Updated: Friday, 08 May 2009, 5:47 PM CDT
Published : Friday, 08 May 2009, 4:46 PM CDT
MEMPHIS, Tenn. - Medical technology at a Memphis hospital is saving hundreds of lives. An alert built into the computers tells doctors and nurses if a patient is headed down the wrong path.
"I worked a little at St. Jude, I did a little labor and delivery, I worked some on the floor."
For Kaye Stewart, nursing is all she knows. It's been her duty for 28 years. So, when her body started talking to her in January of 2008, she knew she should listen.
"I had a very large stone that was blocking the kidney, so the kidney was swelling, and what's why it hurt so bad," says Kaye Stewart, pediatric nurse at LeBonheur.
After doctors removed the stone, it wasn't smooth sailing for Stewart.
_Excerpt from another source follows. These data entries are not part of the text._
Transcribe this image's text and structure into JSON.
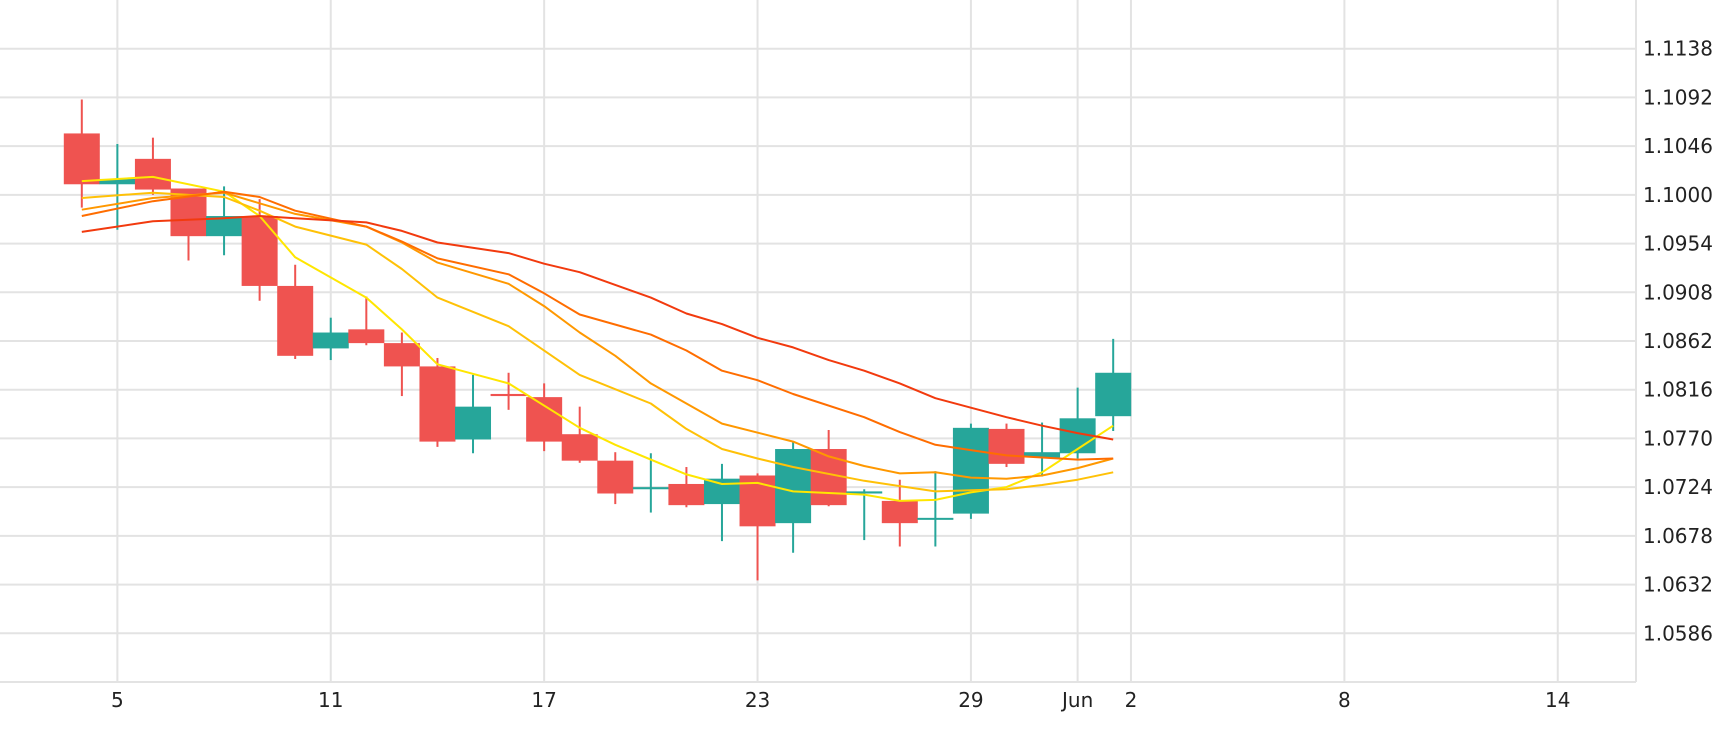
{
  "chart_data": {
    "type": "candlestick",
    "title": "",
    "xlabel": "",
    "ylabel": "",
    "x_ticks": [
      {
        "label": "5",
        "day": 1
      },
      {
        "label": "11",
        "day": 7
      },
      {
        "label": "17",
        "day": 13
      },
      {
        "label": "23",
        "day": 19
      },
      {
        "label": "29",
        "day": 25
      },
      {
        "label": "Jun",
        "day": 28
      },
      {
        "label": "2",
        "day": 29.5
      },
      {
        "label": "8",
        "day": 35.5
      },
      {
        "label": "14",
        "day": 41.5
      }
    ],
    "y_ticks": [
      "1.1138",
      "1.1092",
      "1.1046",
      "1.1000",
      "1.0954",
      "1.0908",
      "1.0862",
      "1.0816",
      "1.0770",
      "1.0724",
      "1.0678",
      "1.0632",
      "1.0586"
    ],
    "ylim": [
      1.054,
      1.1184
    ],
    "xlim": [
      -2.3,
      43.7
    ],
    "grid": true,
    "up_color": "#26a69a",
    "down_color": "#ef5350",
    "candles": [
      {
        "day": 0,
        "open": 1.1058,
        "high": 1.109,
        "low": 1.0988,
        "close": 1.101
      },
      {
        "day": 1,
        "open": 1.101,
        "high": 1.1048,
        "low": 1.0967,
        "close": 1.1015
      },
      {
        "day": 2,
        "open": 1.1034,
        "high": 1.1054,
        "low": 1.1,
        "close": 1.1005
      },
      {
        "day": 3,
        "open": 1.1006,
        "high": 1.1006,
        "low": 1.0938,
        "close": 1.0961
      },
      {
        "day": 4,
        "open": 1.0961,
        "high": 1.1008,
        "low": 1.0943,
        "close": 1.098
      },
      {
        "day": 5,
        "open": 1.098,
        "high": 1.0996,
        "low": 1.09,
        "close": 1.0914
      },
      {
        "day": 6,
        "open": 1.0914,
        "high": 1.0934,
        "low": 1.0845,
        "close": 1.0848
      },
      {
        "day": 7,
        "open": 1.0855,
        "high": 1.0884,
        "low": 1.0844,
        "close": 1.087
      },
      {
        "day": 8,
        "open": 1.0873,
        "high": 1.0904,
        "low": 1.0858,
        "close": 1.086
      },
      {
        "day": 9,
        "open": 1.086,
        "high": 1.087,
        "low": 1.081,
        "close": 1.0838
      },
      {
        "day": 10,
        "open": 1.0838,
        "high": 1.0846,
        "low": 1.0762,
        "close": 1.0767
      },
      {
        "day": 11,
        "open": 1.0769,
        "high": 1.083,
        "low": 1.0756,
        "close": 1.08
      },
      {
        "day": 12,
        "open": 1.0812,
        "high": 1.0832,
        "low": 1.0797,
        "close": 1.081
      },
      {
        "day": 13,
        "open": 1.0809,
        "high": 1.0822,
        "low": 1.0758,
        "close": 1.0767
      },
      {
        "day": 14,
        "open": 1.0774,
        "high": 1.08,
        "low": 1.0747,
        "close": 1.0749
      },
      {
        "day": 15,
        "open": 1.0749,
        "high": 1.0757,
        "low": 1.0708,
        "close": 1.0718
      },
      {
        "day": 16,
        "open": 1.0722,
        "high": 1.0756,
        "low": 1.07,
        "close": 1.0724
      },
      {
        "day": 17,
        "open": 1.0727,
        "high": 1.0743,
        "low": 1.0705,
        "close": 1.0707
      },
      {
        "day": 18,
        "open": 1.0708,
        "high": 1.0746,
        "low": 1.0673,
        "close": 1.0732
      },
      {
        "day": 19,
        "open": 1.0735,
        "high": 1.0737,
        "low": 1.0636,
        "close": 1.0687
      },
      {
        "day": 20,
        "open": 1.069,
        "high": 1.0767,
        "low": 1.0662,
        "close": 1.076
      },
      {
        "day": 21,
        "open": 1.076,
        "high": 1.0778,
        "low": 1.0706,
        "close": 1.0707
      },
      {
        "day": 22,
        "open": 1.0718,
        "high": 1.0722,
        "low": 1.0674,
        "close": 1.072
      },
      {
        "day": 23,
        "open": 1.0711,
        "high": 1.0731,
        "low": 1.0668,
        "close": 1.069
      },
      {
        "day": 24,
        "open": 1.0694,
        "high": 1.0739,
        "low": 1.0668,
        "close": 1.0695
      },
      {
        "day": 25,
        "open": 1.0699,
        "high": 1.0784,
        "low": 1.0694,
        "close": 1.078
      },
      {
        "day": 26,
        "open": 1.0779,
        "high": 1.0784,
        "low": 1.0743,
        "close": 1.0746
      },
      {
        "day": 27,
        "open": 1.0752,
        "high": 1.0785,
        "low": 1.0734,
        "close": 1.0757
      },
      {
        "day": 28,
        "open": 1.0756,
        "high": 1.0818,
        "low": 1.0751,
        "close": 1.0789
      },
      {
        "day": 29,
        "open": 1.0791,
        "high": 1.0864,
        "low": 1.0777,
        "close": 1.0832
      }
    ],
    "series": [
      {
        "color": "#ffe600",
        "points": [
          [
            0,
            1.1013
          ],
          [
            2,
            1.1017
          ],
          [
            4,
            1.1003
          ],
          [
            5,
            1.098
          ],
          [
            6,
            1.0941
          ],
          [
            8,
            1.0903
          ],
          [
            9,
            1.0873
          ],
          [
            10,
            1.084
          ],
          [
            12,
            1.0822
          ],
          [
            14,
            1.078
          ],
          [
            15,
            1.0764
          ],
          [
            17,
            1.0736
          ],
          [
            18,
            1.0727
          ],
          [
            19,
            1.0728
          ],
          [
            20,
            1.072
          ],
          [
            22,
            1.0717
          ],
          [
            23,
            1.0711
          ],
          [
            24,
            1.0712
          ],
          [
            25,
            1.0719
          ],
          [
            26,
            1.0724
          ],
          [
            27,
            1.0738
          ],
          [
            28,
            1.076
          ],
          [
            29,
            1.0782
          ]
        ]
      },
      {
        "color": "#ffc107",
        "points": [
          [
            0,
            1.0997
          ],
          [
            2,
            1.1002
          ],
          [
            4,
            1.0998
          ],
          [
            5,
            1.0985
          ],
          [
            6,
            1.097
          ],
          [
            8,
            1.0953
          ],
          [
            9,
            1.093
          ],
          [
            10,
            1.0903
          ],
          [
            12,
            1.0876
          ],
          [
            14,
            1.083
          ],
          [
            16,
            1.0803
          ],
          [
            17,
            1.0779
          ],
          [
            18,
            1.076
          ],
          [
            19,
            1.0751
          ],
          [
            20,
            1.0743
          ],
          [
            22,
            1.073
          ],
          [
            24,
            1.072
          ],
          [
            25,
            1.0721
          ],
          [
            26,
            1.0722
          ],
          [
            27,
            1.0726
          ],
          [
            28,
            1.0731
          ],
          [
            29,
            1.0738
          ]
        ]
      },
      {
        "color": "#ff9800",
        "points": [
          [
            0,
            1.0986
          ],
          [
            2,
            1.0997
          ],
          [
            4,
            1.1002
          ],
          [
            5,
            1.0992
          ],
          [
            6,
            1.0982
          ],
          [
            8,
            1.097
          ],
          [
            9,
            1.0955
          ],
          [
            10,
            1.0936
          ],
          [
            12,
            1.0916
          ],
          [
            13,
            1.0895
          ],
          [
            14,
            1.087
          ],
          [
            15,
            1.0848
          ],
          [
            16,
            1.0822
          ],
          [
            17,
            1.0803
          ],
          [
            18,
            1.0784
          ],
          [
            20,
            1.0767
          ],
          [
            21,
            1.0753
          ],
          [
            22,
            1.0744
          ],
          [
            23,
            1.0737
          ],
          [
            24,
            1.0738
          ],
          [
            25,
            1.0733
          ],
          [
            26,
            1.0732
          ],
          [
            27,
            1.0735
          ],
          [
            28,
            1.0742
          ],
          [
            29,
            1.0751
          ]
        ]
      },
      {
        "color": "#ff6d00",
        "points": [
          [
            0,
            1.098
          ],
          [
            2,
            1.0994
          ],
          [
            4,
            1.1003
          ],
          [
            5,
            1.0998
          ],
          [
            6,
            1.0985
          ],
          [
            8,
            1.097
          ],
          [
            9,
            1.0956
          ],
          [
            10,
            1.094
          ],
          [
            12,
            1.0925
          ],
          [
            13,
            1.0907
          ],
          [
            14,
            1.0887
          ],
          [
            16,
            1.0868
          ],
          [
            17,
            1.0853
          ],
          [
            18,
            1.0834
          ],
          [
            19,
            1.0825
          ],
          [
            20,
            1.0812
          ],
          [
            22,
            1.079
          ],
          [
            23,
            1.0776
          ],
          [
            24,
            1.0764
          ],
          [
            25,
            1.0759
          ],
          [
            26,
            1.0754
          ],
          [
            27,
            1.0752
          ],
          [
            28,
            1.075
          ],
          [
            29,
            1.0751
          ]
        ]
      },
      {
        "color": "#f23a0e",
        "points": [
          [
            0,
            1.0965
          ],
          [
            2,
            1.0975
          ],
          [
            4,
            1.0978
          ],
          [
            5,
            1.098
          ],
          [
            6,
            1.0978
          ],
          [
            8,
            1.0974
          ],
          [
            9,
            1.0966
          ],
          [
            10,
            1.0955
          ],
          [
            12,
            1.0945
          ],
          [
            13,
            1.0935
          ],
          [
            14,
            1.0927
          ],
          [
            15,
            1.0915
          ],
          [
            16,
            1.0903
          ],
          [
            17,
            1.0888
          ],
          [
            18,
            1.0878
          ],
          [
            19,
            1.0865
          ],
          [
            20,
            1.0856
          ],
          [
            21,
            1.0844
          ],
          [
            22,
            1.0834
          ],
          [
            23,
            1.0822
          ],
          [
            24,
            1.0808
          ],
          [
            25,
            1.0799
          ],
          [
            26,
            1.079
          ],
          [
            27,
            1.0782
          ],
          [
            28,
            1.0775
          ],
          [
            29,
            1.0769
          ]
        ]
      }
    ]
  }
}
Stewart says "they had given me 4 liters of fluid, my pressure was still low, i had spiked a fever, and my white count was very elevated which is the early signs of sepsis." Sepsis had set in after surgery.
Dr. Tripp A. Dargie, M.D., an emergency room doctor at Methodist Germantown, says "it's the body's reaction to an overall terrible bacterial infection."
The infection varies with each individual, but, Dr. Tripp A. Dargie says the normal progression is about six hours.
"There is a big difference in what we can do in that time frame and that's why early detection is such a critical part of sepsis," says Dargie.
With sepsis being difficult to diagnose, Methodist Hospital joined the Surviving Sepsis Campaign, to educate nurses on warning signs. They were still missing cases. So, they built a rule into the emergency medical records, and now they catch it every time.
The emergency room doctor says "the initial sepsis bug will get fired if they have a very high heart rate, low blood pressure; it takes at least two of those to fire the sepsis bug, that alerts us, something is wrong, potentially sepsis, with this patient."
The new procedure is saving lives, every day. And Kaye Stewart, the sepsis survivor, is "real happy the hospital has a thing in place that people can recognize what's going on early, and treat it."
Methodist is training hospitals around the country to implement the sepsis test into their medical records.
So far, they have worked with healthcare groups in Florida, California, Washington, and New Jersey.